Most patients with IBS recognize that eating makes their symptoms worse and the symptom of bloating is no exception to this rule. There is no doubt that a high fibre diet can make bloating worse64 and limiting fibre intake is very effective in secondary care although not quite so rewarding in the primary care setting.64, 65 Other measures worth trying are limiting fat intake, avoiding carbonated drinks, and taking care with sugar substitutes. The pharmacological management of bloating is very limited with preparations such as simethicone and charcoal often recommended with little evidence of efficacy.66, 67 There is little evidence that antispasmodics are of any use but constipation is well worth treating with laxatives, especially as distension has been shown to correlate with this particular symptom.50 However, lactulose should be avoided, as this nearly always exacerbates bloating. Probiotics are also worth trying as, although their effects in trials have been rather variable, bloating is a symptom that seems to be improved by these agents in some of the studies. Neomycin and more recently Rifaximin have been reported to be effective in reducing the symptoms of IBS including bloating.58, 68 Although Rifaximin is not yet available in the UK, it is being used increasingly to treat IBS in the USA. This could be considered as somewhat premature in a condition where treatment often needs to be long-term. Before more widespread use of such antibiotics can be advocated, we need to know how long these agents should be given for, if repeated courses will be necessary and whether drug resistance will become a problem.

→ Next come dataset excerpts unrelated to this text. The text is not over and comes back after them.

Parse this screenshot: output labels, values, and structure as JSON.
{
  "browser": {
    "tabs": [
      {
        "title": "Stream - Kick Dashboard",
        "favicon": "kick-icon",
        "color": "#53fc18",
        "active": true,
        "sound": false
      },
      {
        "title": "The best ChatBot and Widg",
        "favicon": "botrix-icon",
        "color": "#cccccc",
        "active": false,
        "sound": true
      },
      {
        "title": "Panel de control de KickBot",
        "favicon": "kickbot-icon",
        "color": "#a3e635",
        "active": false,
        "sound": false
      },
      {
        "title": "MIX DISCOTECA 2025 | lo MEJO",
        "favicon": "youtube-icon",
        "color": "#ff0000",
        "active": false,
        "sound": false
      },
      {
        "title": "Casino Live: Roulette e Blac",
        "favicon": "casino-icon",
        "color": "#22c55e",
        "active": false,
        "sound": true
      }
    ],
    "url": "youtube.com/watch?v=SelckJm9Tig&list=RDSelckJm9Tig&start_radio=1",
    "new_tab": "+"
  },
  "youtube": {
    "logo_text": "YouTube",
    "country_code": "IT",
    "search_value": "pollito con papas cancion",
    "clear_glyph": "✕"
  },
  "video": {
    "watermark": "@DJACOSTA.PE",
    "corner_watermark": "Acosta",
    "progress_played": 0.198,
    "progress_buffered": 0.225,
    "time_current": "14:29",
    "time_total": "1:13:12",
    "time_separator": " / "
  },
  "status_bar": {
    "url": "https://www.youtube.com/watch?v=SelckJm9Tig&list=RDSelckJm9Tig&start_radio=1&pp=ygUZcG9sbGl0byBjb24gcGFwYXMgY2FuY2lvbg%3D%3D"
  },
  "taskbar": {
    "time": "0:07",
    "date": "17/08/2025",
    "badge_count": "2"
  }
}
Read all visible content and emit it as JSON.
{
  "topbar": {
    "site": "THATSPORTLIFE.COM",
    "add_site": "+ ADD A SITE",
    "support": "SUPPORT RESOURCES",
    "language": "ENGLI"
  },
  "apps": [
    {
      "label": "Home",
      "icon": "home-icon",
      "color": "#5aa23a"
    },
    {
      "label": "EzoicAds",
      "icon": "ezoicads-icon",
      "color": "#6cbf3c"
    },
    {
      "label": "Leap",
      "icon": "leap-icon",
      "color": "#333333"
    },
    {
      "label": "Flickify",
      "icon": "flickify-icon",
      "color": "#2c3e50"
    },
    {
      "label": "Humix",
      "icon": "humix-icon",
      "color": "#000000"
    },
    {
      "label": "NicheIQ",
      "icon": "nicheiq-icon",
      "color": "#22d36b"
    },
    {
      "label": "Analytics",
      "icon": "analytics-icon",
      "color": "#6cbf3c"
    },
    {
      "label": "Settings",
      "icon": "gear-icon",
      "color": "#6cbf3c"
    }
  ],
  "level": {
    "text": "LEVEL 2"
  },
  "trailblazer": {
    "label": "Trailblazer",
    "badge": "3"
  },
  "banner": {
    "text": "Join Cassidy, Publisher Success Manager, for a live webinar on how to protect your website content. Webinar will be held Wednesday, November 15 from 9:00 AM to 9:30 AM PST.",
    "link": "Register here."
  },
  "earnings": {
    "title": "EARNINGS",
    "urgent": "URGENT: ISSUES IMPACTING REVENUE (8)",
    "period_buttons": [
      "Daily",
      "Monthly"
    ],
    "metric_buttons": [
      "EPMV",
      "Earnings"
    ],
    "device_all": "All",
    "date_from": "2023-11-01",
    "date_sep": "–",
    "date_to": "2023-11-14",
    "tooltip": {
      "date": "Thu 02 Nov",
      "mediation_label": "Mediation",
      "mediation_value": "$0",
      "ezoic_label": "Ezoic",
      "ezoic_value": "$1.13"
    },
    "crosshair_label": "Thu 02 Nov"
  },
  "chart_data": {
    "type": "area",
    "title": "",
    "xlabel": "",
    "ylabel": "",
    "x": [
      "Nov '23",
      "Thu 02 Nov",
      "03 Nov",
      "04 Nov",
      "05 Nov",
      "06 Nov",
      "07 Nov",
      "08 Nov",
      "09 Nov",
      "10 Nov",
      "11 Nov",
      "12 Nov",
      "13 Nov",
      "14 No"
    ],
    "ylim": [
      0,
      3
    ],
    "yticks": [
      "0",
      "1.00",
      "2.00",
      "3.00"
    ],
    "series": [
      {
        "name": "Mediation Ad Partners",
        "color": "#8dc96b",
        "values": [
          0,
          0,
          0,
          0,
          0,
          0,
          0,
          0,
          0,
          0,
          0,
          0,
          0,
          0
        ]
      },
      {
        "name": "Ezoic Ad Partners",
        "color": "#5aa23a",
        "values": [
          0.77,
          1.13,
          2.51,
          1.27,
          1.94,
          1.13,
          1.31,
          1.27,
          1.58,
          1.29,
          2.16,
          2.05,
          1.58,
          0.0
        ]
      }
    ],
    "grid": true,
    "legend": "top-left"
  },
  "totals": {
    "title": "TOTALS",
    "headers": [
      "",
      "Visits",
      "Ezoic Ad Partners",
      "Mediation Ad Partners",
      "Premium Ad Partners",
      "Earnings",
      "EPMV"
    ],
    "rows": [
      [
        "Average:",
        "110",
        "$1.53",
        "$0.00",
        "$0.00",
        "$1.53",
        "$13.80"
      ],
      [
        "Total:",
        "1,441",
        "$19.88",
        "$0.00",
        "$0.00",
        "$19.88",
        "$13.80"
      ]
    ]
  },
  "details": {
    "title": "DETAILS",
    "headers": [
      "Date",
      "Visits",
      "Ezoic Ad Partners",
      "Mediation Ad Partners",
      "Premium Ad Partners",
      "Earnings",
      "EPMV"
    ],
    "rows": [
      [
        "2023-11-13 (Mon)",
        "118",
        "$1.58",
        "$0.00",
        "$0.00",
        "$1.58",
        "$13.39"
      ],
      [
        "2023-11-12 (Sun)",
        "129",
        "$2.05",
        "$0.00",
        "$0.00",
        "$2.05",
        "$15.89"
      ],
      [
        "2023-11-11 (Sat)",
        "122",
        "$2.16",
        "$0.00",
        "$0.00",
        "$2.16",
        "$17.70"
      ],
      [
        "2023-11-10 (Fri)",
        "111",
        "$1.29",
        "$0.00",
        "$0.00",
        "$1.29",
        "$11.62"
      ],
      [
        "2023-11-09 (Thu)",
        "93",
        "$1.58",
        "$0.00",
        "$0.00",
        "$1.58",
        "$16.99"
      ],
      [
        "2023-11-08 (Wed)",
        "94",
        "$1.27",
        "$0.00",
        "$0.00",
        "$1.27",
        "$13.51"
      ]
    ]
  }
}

In 2002, the Barcelona group demonstrated that neostigmine could reverse gas retention following a gas challenge test.69 This observation, coupled with the fact that constipation correlates with distension, suggests that the use of a prokinetic agent may have utility in reducing the symptom of bloating. The 5-HT4 receptor partial agonist tegaserod has prokinetic activity and it is therefore of interest that it has been shown to reduce bloating consistently in a number of trials70–72 and pooled data from a number of studies has confirmed this observation.73 Thus pharmacologically improving transit either with a prokinetic or possibly with a laxative seems a logical way of trying to improve the problem.


There is a growing body of evidence that bloating and distension are subtly different from each other and that a variety of probably overlapping mechanisms are involved in their pathogenesis. Sensory mechanisms appear to be more important in bloating and thus this symptom may be eased by drugs affecting this modality. It would therefore be of interest to assess whether something like a tricyclic antidepressant might be helpful as their specific effect on bloating or distension was not previously assessed. In contrast, distension seems to have a more mechanical basis suggesting that laxatives and prokinetics should be helpful. However, it is likely that many patients will require a much more complex management strategy combining dietary, pharmacological, bacteriological and even behavioural approaches.


Declaration of personal and funding interests: Prof P. J. Whorwell has received remuneration for advice and his department has also received Financial support from Novartis Pharmaceuticals, GSK, Pfizer, Solvay, P&G. Dr A. Agrawal is partly supported by an educational grant from Novartis.